Allah yolunda cihat bu tür şeylerle ne telafi edilebilir ve ne de mukayese götürür. Allah teala şöyle buyurur: Allah müminlerden, mallarını ve canlarını, kendilerine (verilecek) cennet karşılığında satın almıştır. Çünkü onlar Allah yolunda savaşırlar, öldürürler, ölürler. Yüce Allah yolunda cihat için var olan ve Allah teala O’nun yolunda canını ve malını eline alan ve sunanlara verdiği mükafat cennettir, rızasıdır. Bizim eliminde olan şeyler, ister sözlü şükran, ister pratik şükran, ister nişanlarımız, ister verdiğimiz dereceler, sade maddi dünya hesapları ile kayda değerdir, yoksa manevi ve ilahi hesaplarla mukayese bile edilemez.
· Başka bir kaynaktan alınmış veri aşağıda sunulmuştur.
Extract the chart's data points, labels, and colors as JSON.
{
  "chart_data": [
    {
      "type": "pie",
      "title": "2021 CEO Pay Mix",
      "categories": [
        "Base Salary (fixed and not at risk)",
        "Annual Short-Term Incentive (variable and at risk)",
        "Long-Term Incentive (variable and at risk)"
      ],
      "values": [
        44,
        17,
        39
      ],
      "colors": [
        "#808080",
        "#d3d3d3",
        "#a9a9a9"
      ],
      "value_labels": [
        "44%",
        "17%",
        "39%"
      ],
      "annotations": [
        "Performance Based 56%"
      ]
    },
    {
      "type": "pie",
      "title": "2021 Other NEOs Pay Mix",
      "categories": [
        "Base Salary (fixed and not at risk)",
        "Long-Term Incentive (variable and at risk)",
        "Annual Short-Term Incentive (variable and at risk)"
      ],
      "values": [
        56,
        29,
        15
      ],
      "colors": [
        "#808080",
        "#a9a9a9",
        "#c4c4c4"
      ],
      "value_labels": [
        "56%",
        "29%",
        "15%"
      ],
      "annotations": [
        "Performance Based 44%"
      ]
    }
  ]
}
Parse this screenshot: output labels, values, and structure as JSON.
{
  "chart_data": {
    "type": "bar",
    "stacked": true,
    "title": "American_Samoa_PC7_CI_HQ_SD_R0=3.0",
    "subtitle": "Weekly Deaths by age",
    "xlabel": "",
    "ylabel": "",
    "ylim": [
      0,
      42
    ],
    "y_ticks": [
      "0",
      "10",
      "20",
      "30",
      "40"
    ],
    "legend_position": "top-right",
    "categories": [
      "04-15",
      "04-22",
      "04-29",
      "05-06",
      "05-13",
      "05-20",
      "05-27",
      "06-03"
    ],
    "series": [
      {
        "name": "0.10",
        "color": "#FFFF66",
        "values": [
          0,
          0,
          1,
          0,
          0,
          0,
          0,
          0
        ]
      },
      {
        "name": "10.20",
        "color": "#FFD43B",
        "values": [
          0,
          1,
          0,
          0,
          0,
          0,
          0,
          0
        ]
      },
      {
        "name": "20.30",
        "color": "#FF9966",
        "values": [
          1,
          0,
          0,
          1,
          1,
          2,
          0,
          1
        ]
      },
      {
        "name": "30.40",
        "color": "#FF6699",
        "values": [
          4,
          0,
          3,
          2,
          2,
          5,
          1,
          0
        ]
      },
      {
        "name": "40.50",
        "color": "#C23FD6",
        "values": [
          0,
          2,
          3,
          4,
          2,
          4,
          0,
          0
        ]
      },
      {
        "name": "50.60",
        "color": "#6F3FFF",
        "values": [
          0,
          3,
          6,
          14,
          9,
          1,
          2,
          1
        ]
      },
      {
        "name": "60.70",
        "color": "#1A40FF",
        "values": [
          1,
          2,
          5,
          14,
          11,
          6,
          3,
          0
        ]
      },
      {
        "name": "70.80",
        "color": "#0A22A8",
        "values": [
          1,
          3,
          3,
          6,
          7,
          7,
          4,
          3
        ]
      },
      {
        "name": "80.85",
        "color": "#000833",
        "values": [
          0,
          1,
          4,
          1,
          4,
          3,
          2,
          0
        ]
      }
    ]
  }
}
İslam İnkılabı Lideri Ayetullah Hamanei şöyle devam etti:

Hamd olsun sizler hepiniz büyük mücadele verdiniz. Hamd olsun Allah teala şu sevgili kardeşimiz sayın Süleymani’ye tevfik nasip etti. Süleymani kardeşimiz defalarca, defalarca ve defalarca düşman saldırısına karşı canını koydu, Allah yolunda, Allah için ve ilahi ihlasla ve mücadele etti. İnşaallah yüce Allah da ona mükafatını verir ve faziletini arttırır ve saadetli yaşamını ve sonunu şehadetle taçlandırır, ama şimdi değil, İslam Cumhuriyeti daha uzun yıllar onunla işi vardır, ama sonu inşaallah şehadet olsun diyoruz. İnşaallah mübarek olsun.

Serdar Hac Kasım Süleymani acayip bir kişiliğe sahipti; mihriban, şefkatli, kararlı, yufka yürekli, yılmaz, titiz, disiplinli, cömert, arif, mücahit, alim, öğretmen, taktik ve stratejiyi bilen, velayet ekseninde halkçı, siyaseti bilen ama ondan kaçan bir şahsiyetti.

Hac Kasım Süleymani’nin şehadet haberi bir dünyayı yasa boğdu. Serdar Süleymani’nin şehadeti, İslam İnkılabı Lideri Ayetullah Hamanei onun mateminde Emirülmüminin Ali’nin -s- Malik Eşter’in yasında büyük üzüntü ile buyurduklarının renginde yayımladığı mesajda olduğu gibi gerçekleşti.

Hz. Ali as Malik'in şehadeti ardından şöyle buyurdu:

Bilin ki Malik bin Haris kendi devranını noktaladı ve ahde vefe ederek Rabbini ziyarete koştu. Allah Malik’e rahmet eylesin; eğer dağ olsaydı ulaşılmaz ve uzak bir zirve gibi duruyordu; eğer taş olsaydı sarp bir kaya gibi duruyordu. İbni Ebul Hadid kitabında şöyle diyor: Kendi canıma and olsun, Malik Eşter şu medhi haketmişti: cesur, güçlü, cömert, efendi, sabırlı, fadıl, şair, yumuşak ve sert huyluluğa birlikte sahipti; öfke sırasında acımasız ve yumuşaklığı gerektiren durumlarda esnek ve hoşgörülüydü.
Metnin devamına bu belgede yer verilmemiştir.